According to new research from Forrester, Identity and Access Management (IAM) is at the center of IoT’s evolution. IoT is about increasing software control of the physical world. That entails managing billions of connections between devices and humans. The result is the emergence of a new IAM discipline, IAM for IoT. IoT IAM is coming on the heels of the shift from traditional employee identity management to customer identity management. IAM professionals have just begun to grapple with the new requirements for managing customer data for digital business’s mobile apps and multiple channels. Massive scale, complex privacy controls and strong, yet convenient user authentication are just a few of the many considerations IAM and security teams have been addressing with modernized Customer Identity and Access Management (CIAM) solutions.
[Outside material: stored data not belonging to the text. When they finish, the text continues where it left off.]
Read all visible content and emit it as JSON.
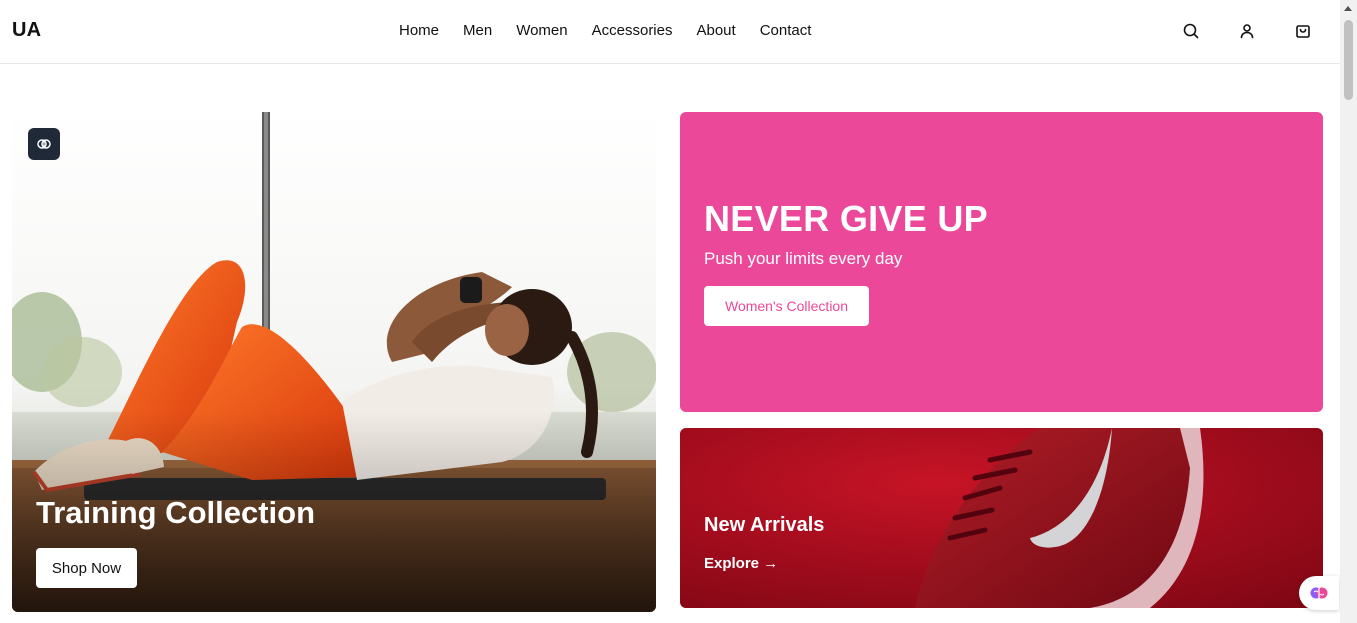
{
  "header": {
    "logo": "UA",
    "nav": [
      "Home",
      "Men",
      "Women",
      "Accessories",
      "About",
      "Contact"
    ],
    "icons": [
      "search-icon",
      "user-icon",
      "shopping-bag-icon"
    ]
  },
  "hero": {
    "title": "Training Collection",
    "button": "Shop Now"
  },
  "promo": {
    "title": "NEVER GIVE UP",
    "subtitle": "Push your limits every day",
    "button": "Women's Collection",
    "color": "#ec4899"
  },
  "arrivals": {
    "title": "New Arrivals",
    "link": "Explore →",
    "color": "#c3101f"
  }
}
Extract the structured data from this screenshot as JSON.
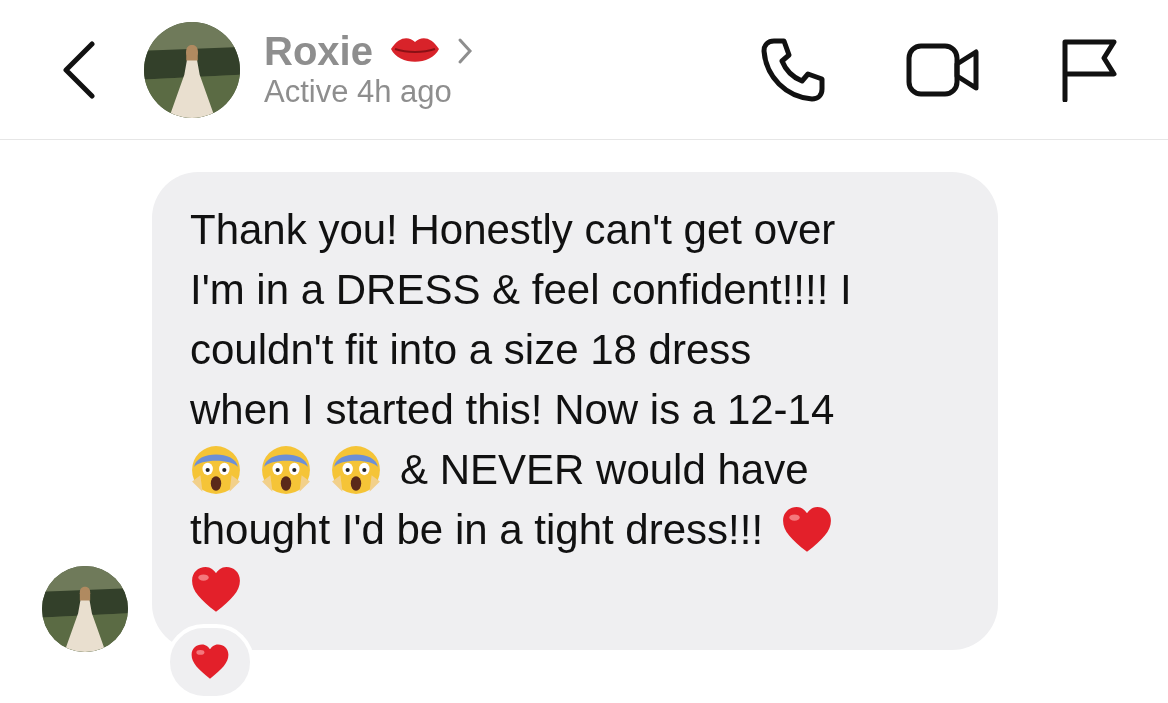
{
  "header": {
    "name": "Roxie",
    "status": "Active 4h ago"
  },
  "message": {
    "lines": [
      [
        {
          "kind": "text",
          "text": "Thank you! Honestly can't get over"
        }
      ],
      [
        {
          "kind": "text",
          "text": "I'm in a DRESS & feel confident!!!! I"
        }
      ],
      [
        {
          "kind": "text",
          "text": "couldn't fit into a size 18 dress"
        }
      ],
      [
        {
          "kind": "text",
          "text": "when I started this! Now is a 12-14"
        }
      ],
      [
        {
          "kind": "scream"
        },
        {
          "kind": "scream"
        },
        {
          "kind": "scream"
        },
        {
          "kind": "text",
          "text": "& NEVER would have"
        }
      ],
      [
        {
          "kind": "text",
          "text": "thought I'd be in a tight dress!!!"
        },
        {
          "kind": "heart"
        }
      ],
      [
        {
          "kind": "heart"
        }
      ]
    ],
    "reactions": [
      {
        "kind": "heart"
      }
    ]
  }
}
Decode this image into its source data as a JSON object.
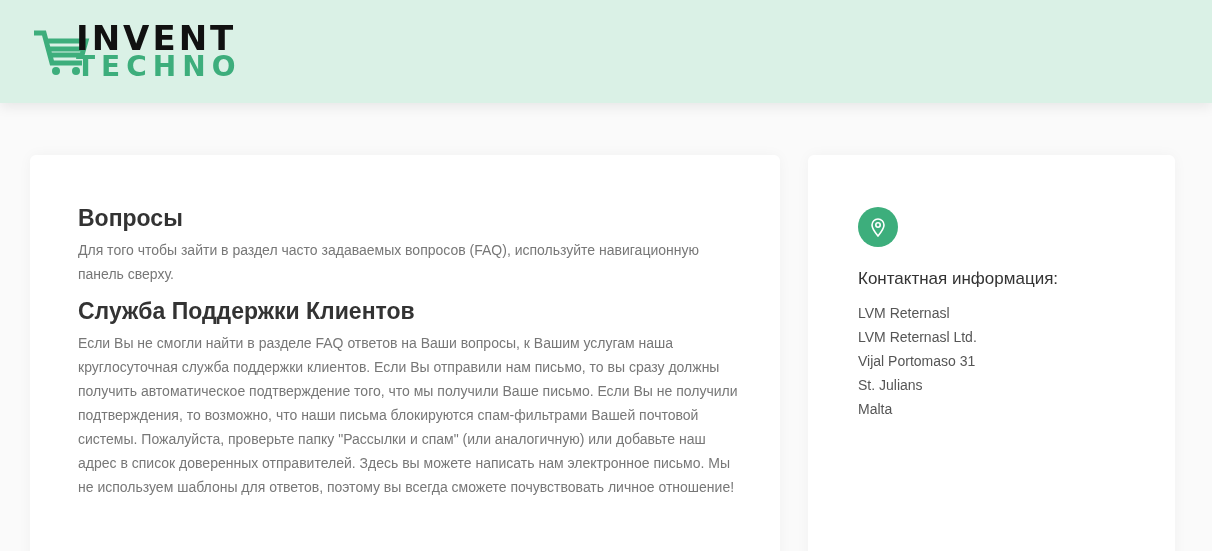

Now the landscape is changing again. IoT is entering the picture with a wide range of devices, from fitness trackers to electronic sensors gauging water levels in reservoirs. Each device must have a digital identity, and when these device identities are connected to user identities, the true value of IoT is able to surface. The high volumes of detailed data generated can be used to glean important insights into ways to improve efficiencies and personalize customer experiences.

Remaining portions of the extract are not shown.